1. Of wariwulfs and bluotvarwes
2. Undead insanity
3. Taste of fear
4. Bluotvarwes
5. Messenger of death
6. In the sign of the cross
7. Fair maiden mine
8. Hearteater
9. Hagre
10. Bletzer
11. Hagen von stein

The 9th CD from Germany’s true metal stalwarts is another pure power masterpiece. Nothing unusual or unexpected, but crafted with gloriously epic effectiveness.

From their beginning, Wizard stood out as one of the first bands to take up the “true metal” sub-genre. Before that time, that style was really identified with just one band, the uniquely self-exultant Manowar, who backed up their opinion of themselves with some of the highest highs in metal glory, as well as endearing Spinal Tap-esque moments. Early on, Wizard would interject spoken word tracks (a la “The warrior’s prayer” et al.), and their 2nd and 3rd CDs both had “metal” in the title. But they quickly learned the metal chops to back it up. The band’s output seemed to vary between awe inspiring CDs (‘Bound by metal’, ‘Odin’) and slightly more workmanlike CDs (‘Head of the deceiver’) in the same style.

By this point, Wizard has polished their version of pure, epic, melodic power metal into razor sharp precision and magnificent songwriting. Vocalist Sven D’Anna is one of the lynch pins of their glory, and while he rasps his way through some part of his CDs, at his best he carries a strong, clear, imperious sound which is awe-inspiring and rife with martial triumph. While the band once got their axe work done with a single guitarist, Michael Maass and Dano Boland, both of whom have been the sole guitarists, now work together, while Volker Leson provides the bass and Snoppi Denn the thunderous drums. While the musical onslaught is great, what’s most important is how the songwriting comes together with memorable tracks that quickly become part of your musical memories.
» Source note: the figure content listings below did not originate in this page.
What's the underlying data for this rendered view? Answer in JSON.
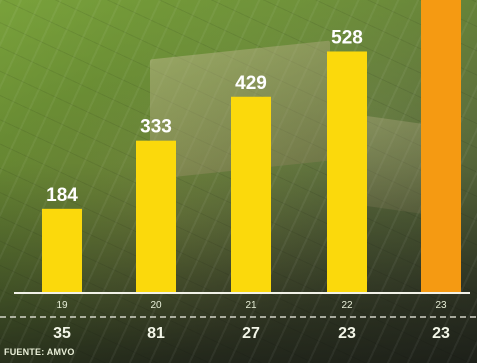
{
  "chart_data": {
    "type": "bar",
    "title": "",
    "xlabel": "",
    "ylabel": "",
    "categories": [
      "19",
      "20",
      "21",
      "22",
      "23"
    ],
    "values": [
      184,
      333,
      429,
      528,
      658
    ],
    "value_labels": [
      "184",
      "333",
      "429",
      "528",
      ""
    ],
    "secondary_labels": [
      "35",
      "81",
      "27",
      "23",
      "23"
    ],
    "ylim": [
      0,
      658
    ],
    "grid": false,
    "legend": "none",
    "colors": {
      "bar": "#fbd90c",
      "highlight_bar": "#f59a12",
      "axis": "#f2f2e8"
    },
    "highlight_index": 4
  },
  "footer": {
    "source": "FUENTE: AMVO"
  }
}
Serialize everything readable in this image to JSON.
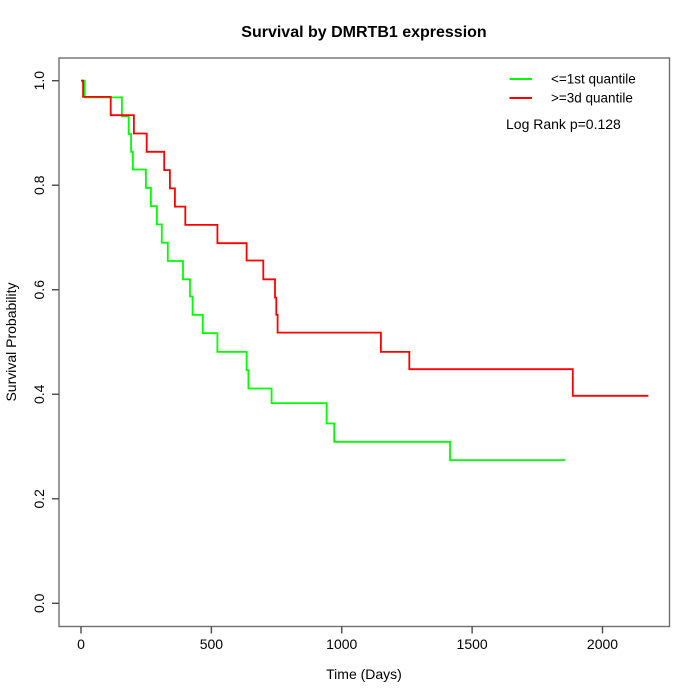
{
  "chart_data": {
    "type": "line",
    "subtype": "kaplan-meier-step",
    "title": "Survival by DMRTB1 expression",
    "xlabel": "Time (Days)",
    "ylabel": "Survival Probability",
    "xlim": [
      0,
      2260
    ],
    "ylim": [
      0.0,
      1.0
    ],
    "grid": false,
    "x_ticks": [
      "0",
      "500",
      "1000",
      "1500",
      "2000"
    ],
    "x_tick_values": [
      0,
      500,
      1000,
      1500,
      2000
    ],
    "y_ticks": [
      "0.0",
      "0.2",
      "0.4",
      "0.6",
      "0.8",
      "1.0"
    ],
    "y_tick_values": [
      0.0,
      0.2,
      0.4,
      0.6,
      0.8,
      1.0
    ],
    "legend_position": "top-right",
    "annotation": "Log Rank p=0.128",
    "series": [
      {
        "name": "<=1st quantile",
        "color": "#00ff00",
        "end_x": 1856,
        "steps": [
          [
            0,
            1.0
          ],
          [
            14,
            0.968
          ],
          [
            157,
            0.932
          ],
          [
            183,
            0.898
          ],
          [
            192,
            0.864
          ],
          [
            199,
            0.83
          ],
          [
            249,
            0.795
          ],
          [
            268,
            0.76
          ],
          [
            291,
            0.725
          ],
          [
            310,
            0.69
          ],
          [
            333,
            0.655
          ],
          [
            391,
            0.62
          ],
          [
            418,
            0.587
          ],
          [
            428,
            0.552
          ],
          [
            467,
            0.517
          ],
          [
            523,
            0.481
          ],
          [
            635,
            0.446
          ],
          [
            642,
            0.411
          ],
          [
            731,
            0.383
          ],
          [
            942,
            0.344
          ],
          [
            971,
            0.309
          ],
          [
            1415,
            0.274
          ]
        ]
      },
      {
        "name": ">=3d quantile",
        "color": "#ff0000",
        "end_x": 2176,
        "steps": [
          [
            0,
            1.0
          ],
          [
            8,
            0.969
          ],
          [
            114,
            0.934
          ],
          [
            203,
            0.899
          ],
          [
            252,
            0.864
          ],
          [
            319,
            0.829
          ],
          [
            341,
            0.794
          ],
          [
            360,
            0.759
          ],
          [
            400,
            0.724
          ],
          [
            523,
            0.689
          ],
          [
            635,
            0.656
          ],
          [
            699,
            0.62
          ],
          [
            744,
            0.585
          ],
          [
            749,
            0.552
          ],
          [
            754,
            0.518
          ],
          [
            1150,
            0.481
          ],
          [
            1259,
            0.448
          ],
          [
            1886,
            0.397
          ]
        ]
      }
    ]
  }
}
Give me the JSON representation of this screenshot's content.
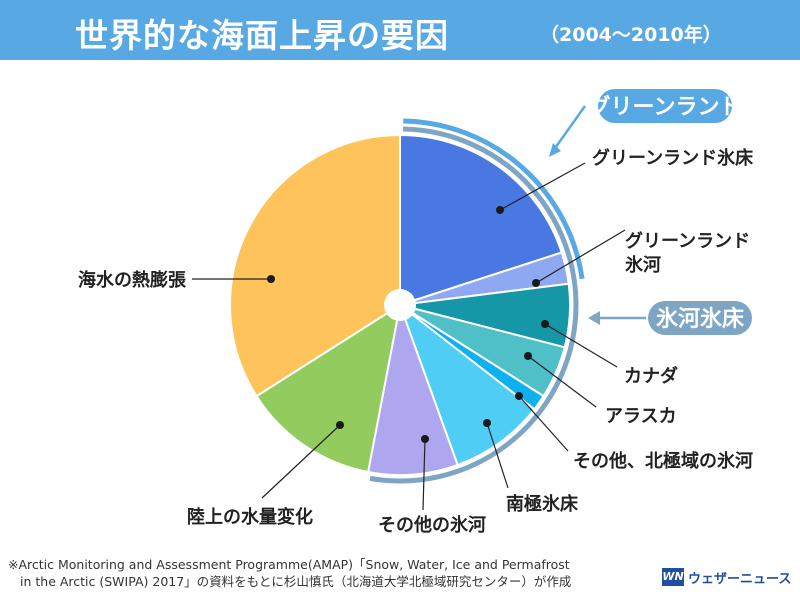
{
  "header": {
    "title": "世界的な海面上昇の要因",
    "period": "（2004〜2010年）",
    "background_color": "#58a9e3"
  },
  "chart_data": {
    "type": "pie",
    "title": "世界的な海面上昇の要因（2004〜2010年）",
    "slices": [
      {
        "label": "グリーンランド氷床",
        "value": 20.0,
        "color": "#4a78e2"
      },
      {
        "label": "グリーンランド氷河",
        "value": 3.0,
        "color": "#8fa8f2"
      },
      {
        "label": "カナダ",
        "value": 6.0,
        "color": "#1597a8"
      },
      {
        "label": "アラスカ",
        "value": 5.0,
        "color": "#4fbfc8"
      },
      {
        "label": "その他、北極域の氷河",
        "value": 1.5,
        "color": "#0fb0ef"
      },
      {
        "label": "南極氷床",
        "value": 9.0,
        "color": "#4fcdf5"
      },
      {
        "label": "その他の氷河",
        "value": 8.5,
        "color": "#aea6ee"
      },
      {
        "label": "陸上の水量変化",
        "value": 13.0,
        "color": "#92cc5f"
      },
      {
        "label": "海水の熱膨張",
        "value": 34.0,
        "color": "#fec45b"
      }
    ],
    "groups": [
      {
        "name": "グリーンランド",
        "members": [
          "グリーンランド氷床",
          "グリーンランド氷河"
        ],
        "color": "#58a9e3"
      },
      {
        "name": "氷河氷床",
        "members": [
          "グリーンランド氷床",
          "グリーンランド氷河",
          "カナダ",
          "アラスカ",
          "その他、北極域の氷河",
          "南極氷床",
          "その他の氷河"
        ],
        "color": "#7ea6c4"
      }
    ]
  },
  "footnote": {
    "line1": "※Arctic Monitoring and Assessment Programme(AMAP)「Snow, Water, Ice and Permafrost",
    "line2": "in the Arctic (SWIPA) 2017」の資料をもとに杉山慎氏（北海道大学北極域研究センター）が作成"
  },
  "logo": {
    "mark": "WN",
    "text": "ウェザーニュース"
  }
}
Lyrically, the band, who in the past have graced us with pure fantasy (for instance, “Hammer, bow, axe and sword”, at a time when such topics were a rare treasure), as well as a wonderfully deep exploration of Norse mythology in ‘Odin’ and ‘Thor’, manages to provide something both true to their roots, and original. The lyrics were inspired by a german language fantasy trilogy by André Wiesler, and that author actually worked with Leson in writing the lyrics, and the cool tale of monsters and church-sponsored killing squads shows that such things can still be great!

Overall, there will be no surprises, and fans tired of true metal fantasy power will not find anything here to change their mind, nor will afficionados of the genre be in any way disappointed. Instead, what they need to know is this is one of the band’s more inspired CDs, and highly recommended by anyone whose soul is stirred by Manowar classics like “Thor” and “Blood of my enemies”.